Food Industry Cooks Up New Nutrition Labels, But Leaves Critics Cool

The food industry has unveiled new nutritional labels that appear on the front of a product’s packaging, part of what executives call an effort to help consumers make healthier supermarket selections.

The centerpiece of the labeling initiative is the Nutrition Keys program, which replaces the Nutrition Facts label that has been on processed food packages for 17 years. With Nutrition Keys, all foods will have a diagram stating the amount of sugar, saturated fat, sodium and calories per serving.

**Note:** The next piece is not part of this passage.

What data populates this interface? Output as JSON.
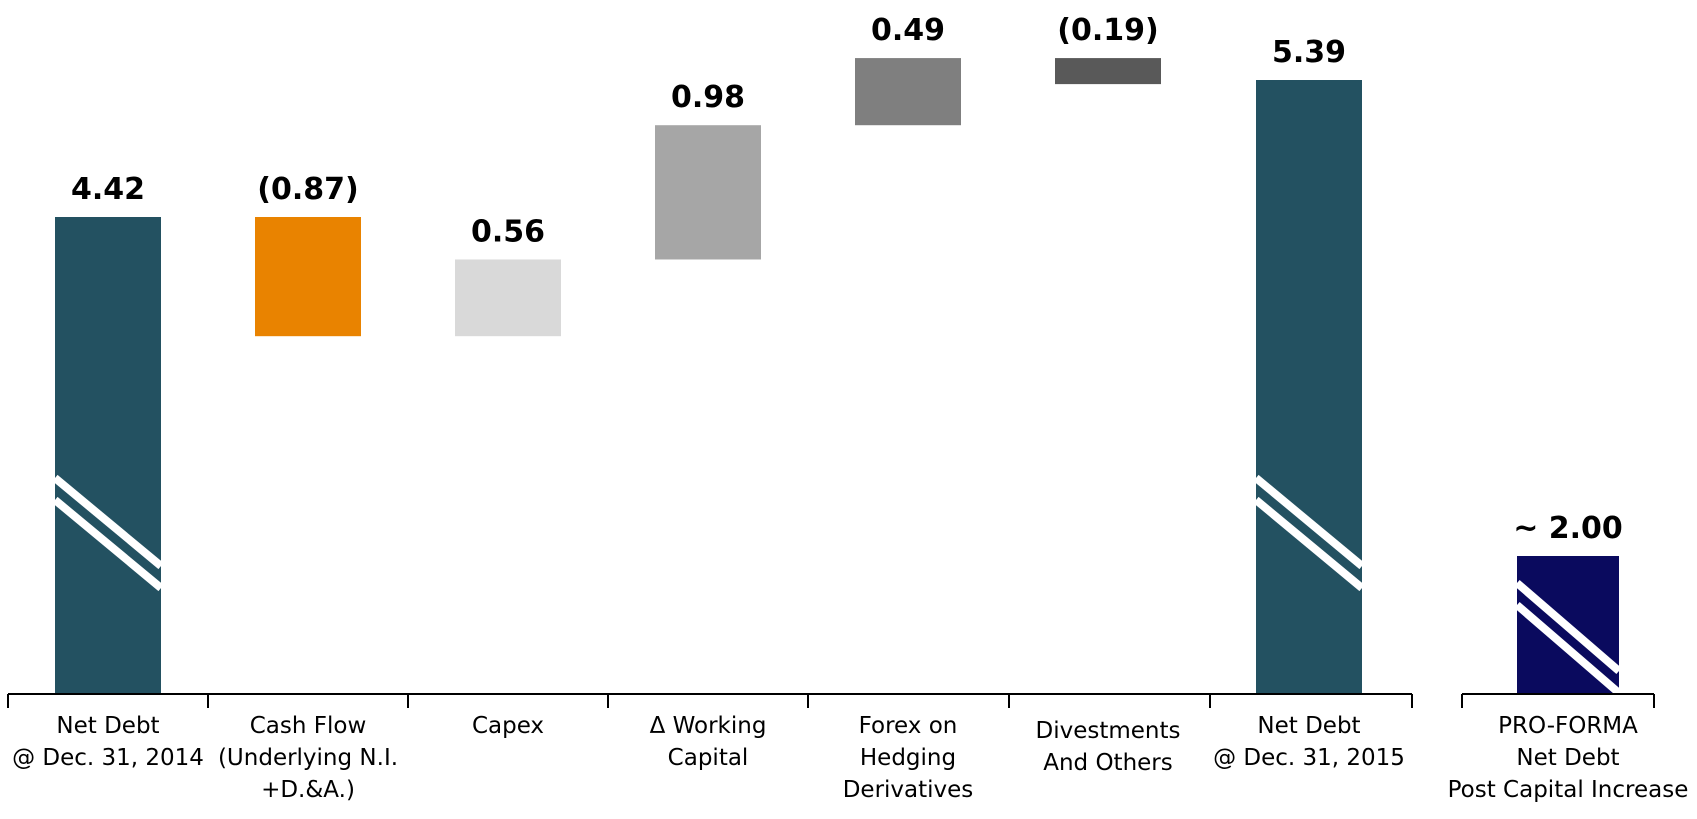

In addition, the quantities of one or two positive nutrients such as iron and fiber will be included.

“We developed this as an effective way to bring nutrition to the front of panel, so consumers can begin to build a healthy diet right from the start,” Pamela G. Bailey, chief executive of the Grocery Manufacturers Association, told The Washington Post.

However, healthy-food advocates accused the industry of trying to preempt the Food and Drug Administration’s efforts to establish new labeling guidelines.

“You simply can’t leave it to an industry with so much money at stake to label its products in a way to benefit public health,” said Kelly Brownell, a food policy expert at Yale University.

The FDA and the food industry had been discussing a federally endorsed nutritional label in recent years, but negotiations hit a wall because of the agency’s lack of enthusiasm for including positive nutritional information. The FDA worries that the information could be used to make junk food seem healthful.

“The problem with it is they can mask a food high in fat, sugar and salt and make it look better than it really is,” said former FDA Commissioner David Kessler. “This is a missed opportunity. The failure of the industry to come together with the administration and public health groups will only add to the existing confusion about what we should be eating.”